I am using Windows 10. My system configuration is RAM = 256 GB and Hard Drive = 2 TB. I am using PyCharm community edition for coding. And I am using python
version shown below:
Python 3.9.7 [MSC v.1929 64 bit (AMD64)] on win32
My data is of size 1.2 million rows with some 7000 columns. When I tried to fit the processed data into a Scikit-learn
Random Forrest model, I get the following error:
joblib.externals.loky.process_executor._RemoteTraceback:
"""
Traceback (most recent call last):
File "C:\Program Files\Python39\lib\site-packages\joblib\externals\loky\process_executor.py", line 431, in _process_worker
r = call_item()
File "C:\Program Files\Python39\lib\site-packages\joblib\externals\loky\process_executor.py", line 285, in __call__
return self.fn(*self.args, **self.kwargs)
File "C:\Program Files\Python39\lib\site-packages\joblib\_parallel_backends.py", line 595, in __call__
return self.func(*args, **kwargs)
File "C:\Program Files\Python39\lib\site-packages\joblib\parallel.py", line 262, in __call__
return [func(*args, **kwargs)
File "C:\Program Files\Python39\lib\site-packages\joblib\parallel.py", line 262, in <listcomp>
return [func(*args, **kwargs)
File "C:\Program Files\Python39\lib\site-packages\sklearn\utils\fixes.py", line 209, in __call__
return self.function(*args, **kwargs)
File "C:\Program Files\Python39\lib\site-packages\sklearn\model_selection\_validation.py", line 674, in _fit_and_score
X_test, y_test = _safe_split(estimator, X, y, test, train)
File "C:\Program Files\Python39\lib\site-packages\sklearn\utils\metaestimators.py", line 286, in _safe_split
X_subset = _safe_indexing(X, indices)
File "C:\Program Files\Python39\lib\site-packages\sklearn\utils\__init__.py", line 377, in _safe_indexing
return _array_indexing(X, indices, indices_dtype, axis=axis)
File "C:\Program Files\Python39\lib\site-packages\sklearn\utils\__init__.py", line 201, in _array_indexing
return array[key] if axis == 0 else array[:, key]
File "C:\Program Files\Python39\lib\site-packages\numpy\core\memmap.py", line 331, in __getitem__
res = super(memmap, self).__getitem__(index)

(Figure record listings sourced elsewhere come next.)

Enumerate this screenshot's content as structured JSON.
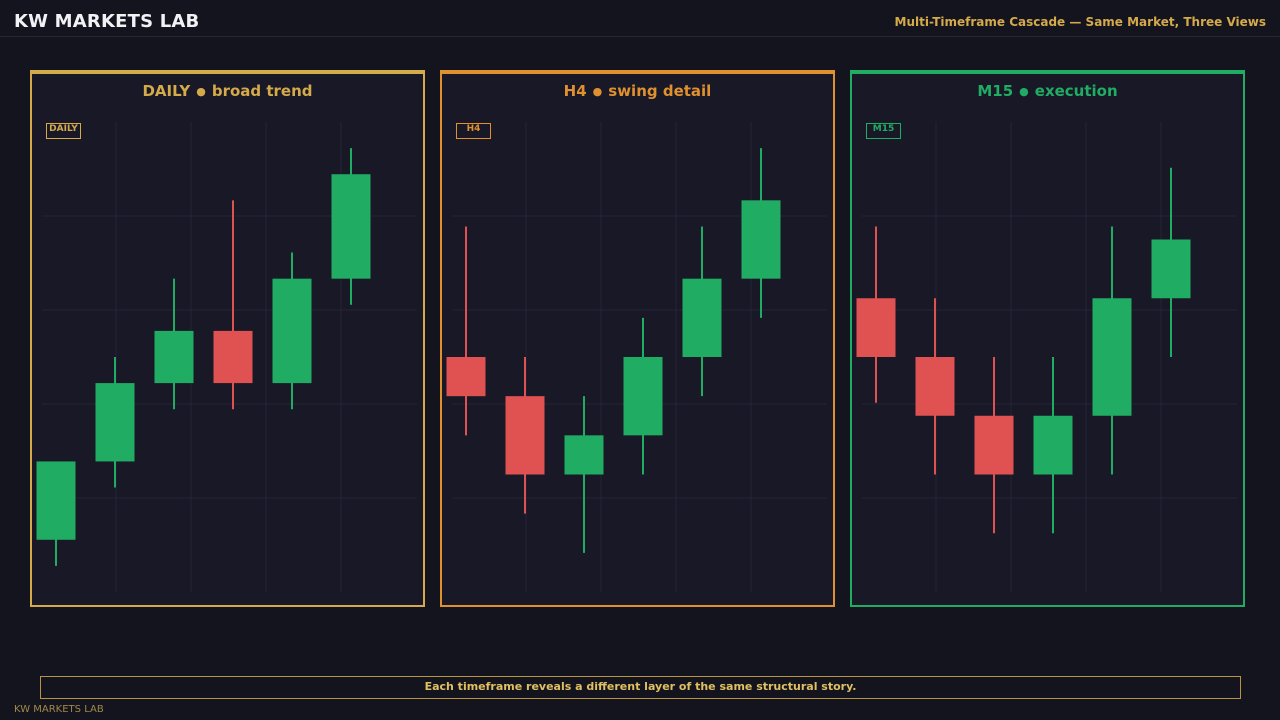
{
  "header": {
    "brand": "KW MARKETS LAB",
    "subtitle": "Multi-Timeframe Cascade — Same Market, Three Views"
  },
  "colors": {
    "background": "#14141f",
    "bull": "#21ac63",
    "bear": "#e05252",
    "daily": "#d4aa4a",
    "h4": "#e0902f",
    "m15": "#21ac63"
  },
  "chart_data": [
    {
      "type": "candlestick",
      "title": "DAILY",
      "subtitle": "broad trend",
      "tag": "DAILY",
      "accent": "#d4aa4a",
      "ylim": [
        0,
        18
      ],
      "candles": [
        {
          "open": 2.0,
          "high": 5.0,
          "low": 1.0,
          "close": 5.0
        },
        {
          "open": 5.0,
          "high": 9.0,
          "low": 4.0,
          "close": 8.0
        },
        {
          "open": 8.0,
          "high": 12.0,
          "low": 7.0,
          "close": 10.0
        },
        {
          "open": 10.0,
          "high": 15.0,
          "low": 7.0,
          "close": 8.0
        },
        {
          "open": 8.0,
          "high": 13.0,
          "low": 7.0,
          "close": 12.0
        },
        {
          "open": 12.0,
          "high": 17.0,
          "low": 11.0,
          "close": 16.0
        }
      ]
    },
    {
      "type": "candlestick",
      "title": "H4",
      "subtitle": "swing detail",
      "tag": "H4",
      "accent": "#e0902f",
      "ylim": [
        0,
        18
      ],
      "candles": [
        {
          "open": 9.0,
          "high": 14.0,
          "low": 6.0,
          "close": 7.5
        },
        {
          "open": 7.5,
          "high": 9.0,
          "low": 3.0,
          "close": 4.5
        },
        {
          "open": 4.5,
          "high": 7.5,
          "low": 1.5,
          "close": 6.0
        },
        {
          "open": 6.0,
          "high": 10.5,
          "low": 4.5,
          "close": 9.0
        },
        {
          "open": 9.0,
          "high": 14.0,
          "low": 7.5,
          "close": 12.0
        },
        {
          "open": 12.0,
          "high": 17.0,
          "low": 10.5,
          "close": 15.0
        }
      ]
    },
    {
      "type": "candlestick",
      "title": "M15",
      "subtitle": "execution",
      "tag": "M15",
      "accent": "#21ac63",
      "ylim": [
        0,
        18
      ],
      "candles": [
        {
          "open": 11.25,
          "high": 14.0,
          "low": 7.25,
          "close": 9.0
        },
        {
          "open": 9.0,
          "high": 11.25,
          "low": 4.5,
          "close": 6.75
        },
        {
          "open": 6.75,
          "high": 9.0,
          "low": 2.25,
          "close": 4.5
        },
        {
          "open": 4.5,
          "high": 9.0,
          "low": 2.25,
          "close": 6.75
        },
        {
          "open": 6.75,
          "high": 14.0,
          "low": 4.5,
          "close": 11.25
        },
        {
          "open": 11.25,
          "high": 16.25,
          "low": 9.0,
          "close": 13.5
        }
      ]
    }
  ],
  "footer": {
    "caption": "Each timeframe reveals a different layer of the same structural story.",
    "brand": "KW MARKETS LAB"
  }
}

numpy.core._exceptions._ArrayMemoryError: Unable to allocate 721. MiB for an array with shape (120000, 7000) and data type uint8
"""
The above exception was the direct cause of the following exception:
Traceback (most recent call last):
File "C:\Users\...\main.py", line 45, in <module>
model.fit(X, y)
File "C:\Program Files\Python39\lib\site-packages\sklearn\model_selection\_search.py", line 891, in fit
self._run_search(evaluate_candidates)
File "C:\Program Files\Python39\lib\site-packages\sklearn\model_selection\_search.py", line 1766, in _run_search
evaluate_candidates(
File "C:\Program Files\Python39\lib\site-packages\sklearn\model_selection\_search.py", line 838, in evaluate_candidates
out = parallel(
File "C:\Program Files\Python39\lib\site-packages\joblib\parallel.py", line 1054, in __call__
self.retrieve()
File "C:\Program Files\Python39\lib\site-packages\joblib\parallel.py", line 933, in retrieve
self._output.extend(job.get(timeout=self.timeout))
File "C:\Program Files\Python39\lib\site-packages\joblib\_parallel_backends.py", line 542, in wrap_future_result
return future.result(timeout=timeout)
File "C:\Program Files\Python39\lib\concurrent\futures\_base.py", line 445, in result
return self.__get_result()
File "C:\Program Files\Python39\lib\concurrent\futures\_base.py", line 390, in __get_result
raise self._exception
numpy.core._exceptions.MemoryError: Unable to allocate 721. MiB for an array with shape (120000, 7000) and data type uint8
I tried some of the solutions here:
- Increasing the console memory of PyCharm. Increase output buffer when running or debugging in PyCharm
- Increasing the size of paging file size Unable to allocate array with shape and data type
But these are not working. How can I solve this issue when I have plenty of memory in RAM and hard drive? I tried it with PyCharm, Jupyter, and google colab. I also tried simply running the script with commandline. But it displays the same error.